The data centre assemblage, composed of silicon, GPUs, CPUs, cooling technology, and human labour, has been central to the rise of high-tech computation since the 1960s to the present. Notably, it has provided off-location storage and computing power to its users at a distance. While massive buildouts of AI data centres colonise the earth, they are by far a stable entity. On the contrary, every “new” data centre from the mainframe computer to AI technology has required a complete overhaul. Our presentation reads such processes of industrial transformation through the lens of cannibal capitalism (Fraser, 2023; Jay & Conklin, 2020). “Silicon Lives” are thus entrenched in “Silicon Ghosts”, suggesting that data centre innovation and data centre collapse go hand-in-hand.

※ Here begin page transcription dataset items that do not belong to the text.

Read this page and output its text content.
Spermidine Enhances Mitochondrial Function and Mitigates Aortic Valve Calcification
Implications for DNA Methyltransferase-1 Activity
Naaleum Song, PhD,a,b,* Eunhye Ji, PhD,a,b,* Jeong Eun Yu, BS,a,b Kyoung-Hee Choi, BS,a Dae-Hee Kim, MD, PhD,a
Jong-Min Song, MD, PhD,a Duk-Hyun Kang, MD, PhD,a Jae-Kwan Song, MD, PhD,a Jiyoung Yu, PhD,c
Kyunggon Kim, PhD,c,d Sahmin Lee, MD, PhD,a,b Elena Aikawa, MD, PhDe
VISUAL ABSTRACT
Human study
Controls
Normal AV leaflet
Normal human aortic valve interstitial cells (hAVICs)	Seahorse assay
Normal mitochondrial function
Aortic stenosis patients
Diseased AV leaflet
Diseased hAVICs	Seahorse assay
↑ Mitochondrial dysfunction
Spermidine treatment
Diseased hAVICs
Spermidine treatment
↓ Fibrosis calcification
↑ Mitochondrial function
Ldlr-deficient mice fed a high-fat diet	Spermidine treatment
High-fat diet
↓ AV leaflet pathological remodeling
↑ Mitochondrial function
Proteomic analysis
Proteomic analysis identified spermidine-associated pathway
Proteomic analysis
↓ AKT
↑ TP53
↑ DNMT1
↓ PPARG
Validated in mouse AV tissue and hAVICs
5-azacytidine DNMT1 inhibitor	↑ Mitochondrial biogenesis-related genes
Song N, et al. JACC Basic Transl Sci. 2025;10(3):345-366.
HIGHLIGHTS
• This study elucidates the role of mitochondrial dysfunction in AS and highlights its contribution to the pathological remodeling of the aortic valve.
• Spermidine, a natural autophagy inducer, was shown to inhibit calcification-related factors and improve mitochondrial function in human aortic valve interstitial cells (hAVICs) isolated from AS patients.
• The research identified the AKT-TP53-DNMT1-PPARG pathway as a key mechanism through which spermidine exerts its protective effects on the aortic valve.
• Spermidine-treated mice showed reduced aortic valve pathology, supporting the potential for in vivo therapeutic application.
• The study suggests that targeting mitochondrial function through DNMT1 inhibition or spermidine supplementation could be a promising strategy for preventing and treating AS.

With an area focus on Germany, we study Silicon Ghosts in several forms. For instance, we look at the cannibalisation of older industries by data centres, with the example of a US hyperscaler swallowing the former industrial areas in Frankfurt. Similarly, we study how AI hyperscalers lead to the collapse of older data centres, as retrofitting existing infrastructures for new computational demands is deemed unprofitable (Brodie & Velkova, 2021; Velkova, 2023). Lastly, we turn to the afterlife of capital’s digestion, tracing how cables, coolants, and silicon chips circulate as waste.